Il suo sguardo – non raramente celato dietro grandi e impenetrabili occhiali da sole -, il taglio netto della frangia, l’inflessibilità cortese della sua voce, sono segni di un potere femminile che il sistema-moda ha contribuito a cristallizzare, ma che il mezzo audiovisivo ha amplificato e decostruito in modi affascinanti: nel cinema e nelle serie televisive, poche figure reali riescono a esercitare un’autorità iconica pari a quella di Anna Wintour, 75 anni. Non attrice, non regista, ma presenza ineludibile.
La giornalista britannica, da quasi quattro decenni alla guida della Bibbia della Moda, Vogue America, dopo 37 anni lascia la direzione della rivista: la notizia, che rimbalza da un capo all’altro del globo – non solo del fashion ma pop tutto – sembra proprio recitare la fine di un’epoca.
Tre titoli da grande e piccolo schermo delineano, in particolare, un profilo complesso, oscillante tra ritratto documentario e messa in scena di un potere editorial-femminile raramente esplorato con tale nitidezza.
Il primo è The September Issue (2009), forse il più conosciuto tra i doc che la vedono protagonista. Diretto da R.J. Cutler, il film osserva la costruzione del numero più importante di Vogue, quello di settembre 2007. L’interesse non è tanto cronachistico quanto narrativo: Wintour emerge come personaggio tragico e freddamente efficace, una regista più che un’editor, impegnata a orchestrare un’operazione culturale che va ben oltre l’estetica. L’interazione con Grace Coddington, direttrice creativa dal gusto visionario e romantico, mette in scena una dialettica tutta al femminile tra visione e controllo, immaginazione e decisione.
Bloomberg Game Changers: Anna Wintour (2011) – serie investiga in quattro stagioni che offre uno sguardo mai piatto su personaggi di spicco – tenta una sintesi biografica. Breve, televisivo, di taglio anglosassone, compone un ritratto “da dossier”, ma anche qui il carisma della protagonista forza i confini del formato. Wintour viene trattata come un CEO della creatività, con un’attenzione particolare alla sua capacità di strategia e di leadership. Il tono è celebrativo, ma filtra – tra le pieghe – una riflessione su come l’autorevolezza femminile sia spesso ancora raccontata nei termini dell’eccezionalità individuale, mai come sistema.
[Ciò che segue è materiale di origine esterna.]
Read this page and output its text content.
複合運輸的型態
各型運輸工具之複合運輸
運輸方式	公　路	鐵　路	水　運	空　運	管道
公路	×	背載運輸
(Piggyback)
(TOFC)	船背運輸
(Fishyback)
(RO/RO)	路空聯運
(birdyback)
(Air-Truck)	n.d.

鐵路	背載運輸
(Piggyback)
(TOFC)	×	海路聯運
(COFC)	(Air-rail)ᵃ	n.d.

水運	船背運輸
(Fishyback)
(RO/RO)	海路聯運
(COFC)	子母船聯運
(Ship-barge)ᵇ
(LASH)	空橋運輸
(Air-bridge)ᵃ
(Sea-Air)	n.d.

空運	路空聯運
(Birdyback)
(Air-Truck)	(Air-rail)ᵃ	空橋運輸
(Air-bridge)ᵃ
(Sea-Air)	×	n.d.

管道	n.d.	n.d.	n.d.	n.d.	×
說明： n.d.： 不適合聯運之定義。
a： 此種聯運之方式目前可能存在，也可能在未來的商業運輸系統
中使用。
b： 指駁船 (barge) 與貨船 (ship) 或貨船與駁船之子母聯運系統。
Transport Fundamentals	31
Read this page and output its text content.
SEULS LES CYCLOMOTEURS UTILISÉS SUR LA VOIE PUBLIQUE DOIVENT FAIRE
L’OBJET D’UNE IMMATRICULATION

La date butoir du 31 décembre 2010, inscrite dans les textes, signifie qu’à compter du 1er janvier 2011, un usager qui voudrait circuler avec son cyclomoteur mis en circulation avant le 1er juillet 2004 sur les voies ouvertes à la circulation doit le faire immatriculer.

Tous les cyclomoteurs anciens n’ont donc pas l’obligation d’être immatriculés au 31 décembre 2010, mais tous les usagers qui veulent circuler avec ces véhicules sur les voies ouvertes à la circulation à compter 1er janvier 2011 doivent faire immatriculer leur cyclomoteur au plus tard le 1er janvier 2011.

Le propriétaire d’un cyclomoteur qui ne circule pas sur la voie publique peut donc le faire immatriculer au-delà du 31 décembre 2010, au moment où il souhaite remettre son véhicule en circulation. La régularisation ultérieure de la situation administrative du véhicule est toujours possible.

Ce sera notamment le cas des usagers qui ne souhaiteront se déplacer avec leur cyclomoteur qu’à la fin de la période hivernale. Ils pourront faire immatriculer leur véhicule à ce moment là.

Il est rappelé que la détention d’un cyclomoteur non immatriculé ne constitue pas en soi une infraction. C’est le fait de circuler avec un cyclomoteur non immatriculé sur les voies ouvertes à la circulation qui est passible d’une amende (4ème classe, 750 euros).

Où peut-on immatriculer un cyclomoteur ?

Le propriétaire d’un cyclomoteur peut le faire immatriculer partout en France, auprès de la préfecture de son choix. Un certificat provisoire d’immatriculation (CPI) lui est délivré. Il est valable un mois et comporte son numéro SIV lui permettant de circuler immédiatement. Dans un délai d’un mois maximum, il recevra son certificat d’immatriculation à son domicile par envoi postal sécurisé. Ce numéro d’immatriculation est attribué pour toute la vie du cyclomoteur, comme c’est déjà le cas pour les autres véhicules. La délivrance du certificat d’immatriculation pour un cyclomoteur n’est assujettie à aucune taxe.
Infine, In Vogue: The 90s (2024), docuserie in sei episodi prodotta anche da Wintour stessa, chiude il cerchio: non più solo soggetto d’osservazione ma parte attiva della propria rappresentazione. La serie – disponibile su Hulu e Disney+ – ricostruisce la rivoluzione culturale della moda negli Anni ‘90, facendo di Vogue una lente sul mondo. Wintour appare come curatrice e custode di un’epoca, consapevole del proprio ruolo nella trascrizione visiva di un tempo che fu. È un racconto corale, sì, ma fortemente segnato dalla sua impronta: dalla supermodella al red carpet, ogni narrazione sembra portare la firma implicita della sua direzione.
Attraverso questi progetti, Wintour s’impone nel linguaggio cinematografico non solo come “personaggio reale”, ma come simbolo autoriale di una cultura in cui l’immagine è potere, e la narrazione diventa territorio di influenza. Se il cinema tende spesso a costruire archetipi femminili a partire dalla fragilità, qui siamo di fronte a una figura che coniuga autorità e stile senza concessioni alla sentimentalizzazione. Una forma di protagonismo che non ha bisogno di artifici per imporsi.
Ci sono poi altri titoli in cui Anna Wintour compare, tra cui: Valentino: The Last Emperor (2008); Bill Cunningham New York (2010); The Last Impresario (2013); The First Monday in May (2016). In tutti questi racconti per lo schermo, la figura di Wintour funziona come una costellazione: non sempre al centro della scena, ma sempre determinante nel definire l’orizzonte.